運命だけを信じてる


「どうです?僕は先輩の理想の後輩になれてますか?こんな髪ですけど、仕事とはきちんと向き合ってきたつもりです」


「小牧さんは私の新人の頃よりも、ずっとずっと仕事ができて少し嫉妬してますよ」


本音だ。あの頃は自分のことで精一杯だった私と比べて、小牧さんには周りを見る余裕がある。

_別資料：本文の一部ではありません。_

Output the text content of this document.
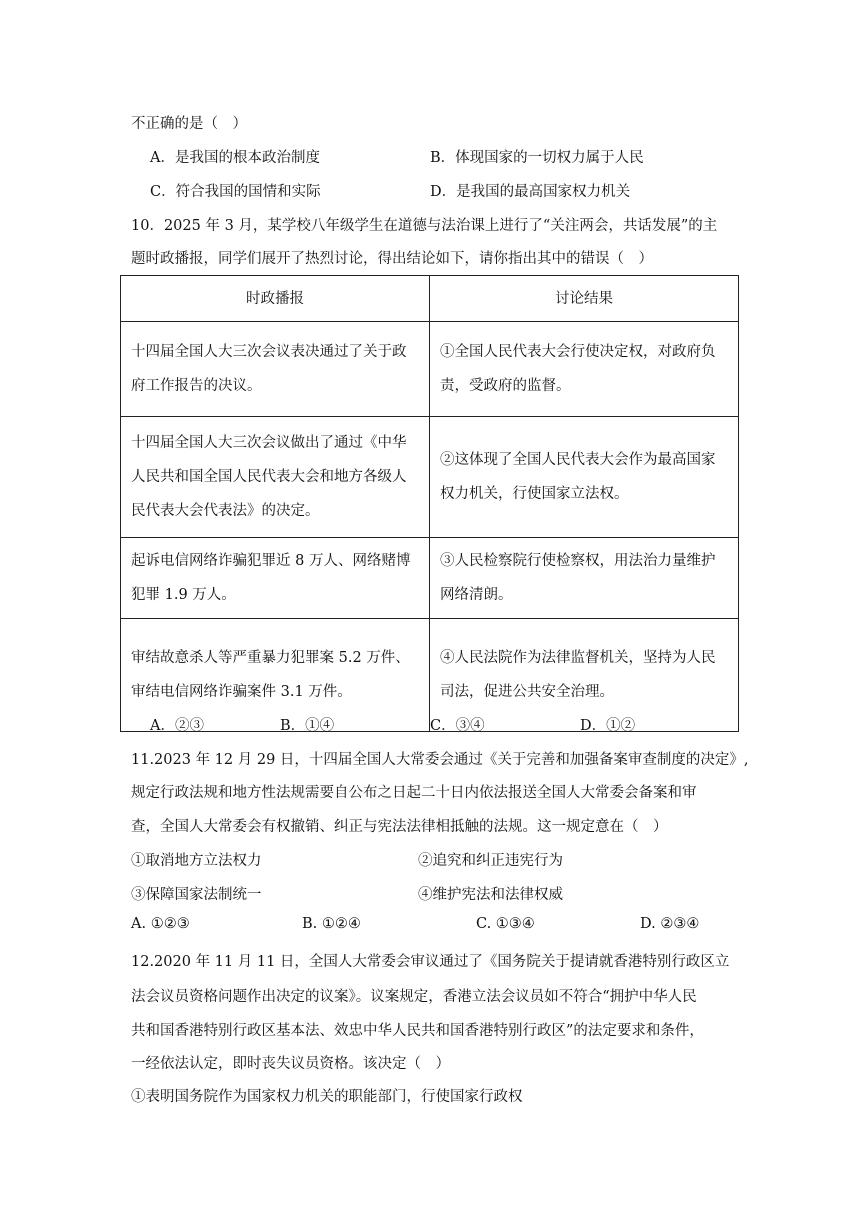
不正确的是（　）
A．是我国的根本政治制度	B．体现国家的一切权力属于人民
C．符合我国的国情和实际	D．是我国的最高国家权力机关
10．2025 年 3 月，某学校八年级学生在道德与法治课上进行了“关注两会，共话发展”的主
题时政播报，同学们展开了热烈讨论，得出结论如下，请你指出其中的错误（　）
时政播报	讨论结果
十四届全国人大三次会议表决通过了关于政府工作报告的决议。	①全国人民代表大会行使决定权，对政府负责，受政府的监督。
十四届全国人大三次会议做出了通过《中华人民共和国全国人民代表大会和地方各级人民代表大会代表法》的决定。	②这体现了全国人民代表大会作为最高国家权力机关，行使国家立法权。
起诉电信网络诈骗犯罪近 8 万人、网络赌博犯罪 1.9 万人。	③人民检察院行使检察权，用法治力量维护网络清朗。
审结故意杀人等严重暴力犯罪案 5.2 万件、审结电信网络诈骗案件 3.1 万件。	④人民法院作为法律监督机关，坚持为人民司法，促进公共安全治理。
A．②③	B．①④	C．③④	D．①②
11.2023 年 12 月 29 日，十四届全国人大常委会通过《关于完善和加强备案审查制度的决定》,
规定行政法规和地方性法规需要自公布之日起二十日内依法报送全国人大常委会备案和审
查，全国人大常委会有权撤销、纠正与宪法法律相抵触的法规。这一规定意在（　）
①取消地方立法权力	②追究和纠正违宪行为
③保障国家法制统一	④维护宪法和法律权威
A. ①②③	B. ①②④	C. ①③④	D. ②③④
12.2020 年 11 月 11 日，全国人大常委会审议通过了《国务院关于提请就香港特别行政区立
法会议员资格问题作出决定的议案》。议案规定，香港立法会议员如不符合“拥护中华人民
共和国香港特别行政区基本法、效忠中华人民共和国香港特别行政区”的法定要求和条件，
一经依法认定，即时丧失议员资格。该决定（　）
①表明国务院作为国家权力机关的职能部门，行使国家行政权
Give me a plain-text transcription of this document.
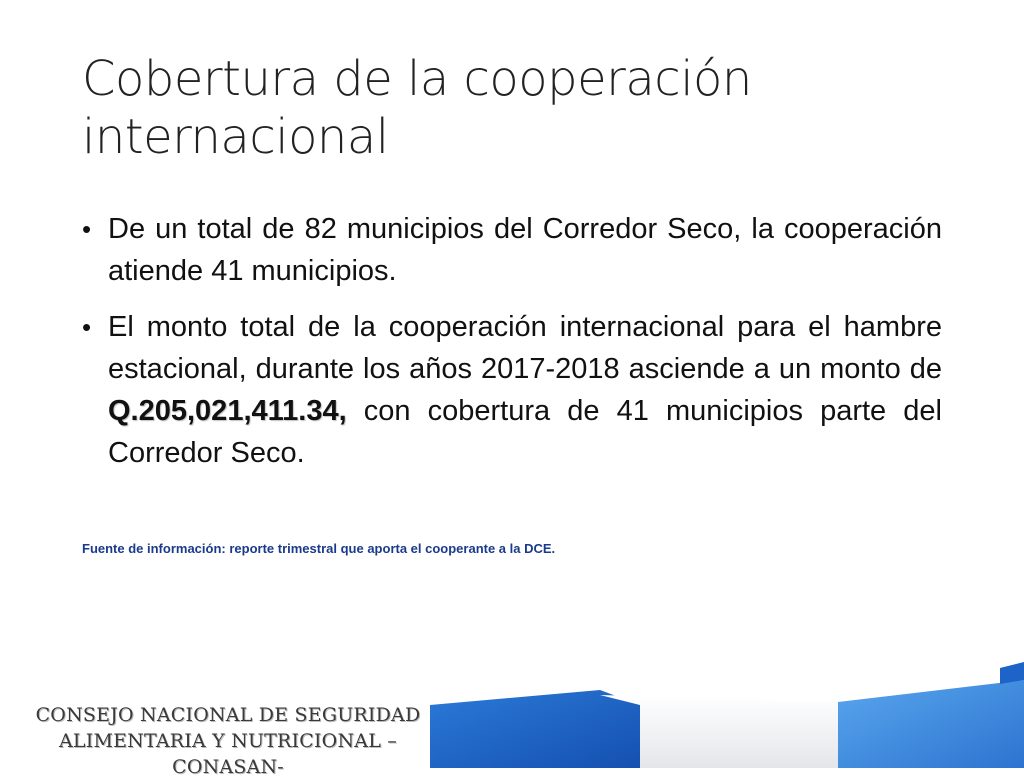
Cobertura de la cooperación internacional
• De un total de 82 municipios del Corredor Seco, la cooperación atiende 41 municipios.
• El monto total de la cooperación internacional para el hambre estacional, durante los años 2017-2018 asciende a un monto de Q.205,021,411.34, con cobertura de 41 municipios parte del Corredor Seco.
Fuente de información: reporte trimestral que aporta el cooperante a la DCE.
CONSEJO NACIONAL DE SEGURIDAD
ALIMENTARIA Y NUTRICIONAL –CONASAN-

「それなら良かったです。早く先輩に追いついて、一人前になりたいです」


「私なんかを目標にしちゃダメだよ。逢瀬先輩か星崎課長にして」


「…逢瀬先輩も課長も、全員、追い越せば、前山さんは僕のことを見てくれますか?」


蕎麦をすすっていた私はむせた。


慌てて水を飲み、小牧さんと向き合う。



「なんて。困らせるつもりはないんです。ただあなたが好きなだけで」


平然と蕎麦をすする小牧さんに、なんと返したらいいか分からない。


それ以前に、小牧さんのような完璧な人が私を好きだと本気で思っているのか、まだ半信半疑のままでいる。
そう言ったらあなたは怒るかな?ううん。哀しそうに笑うのだろうね。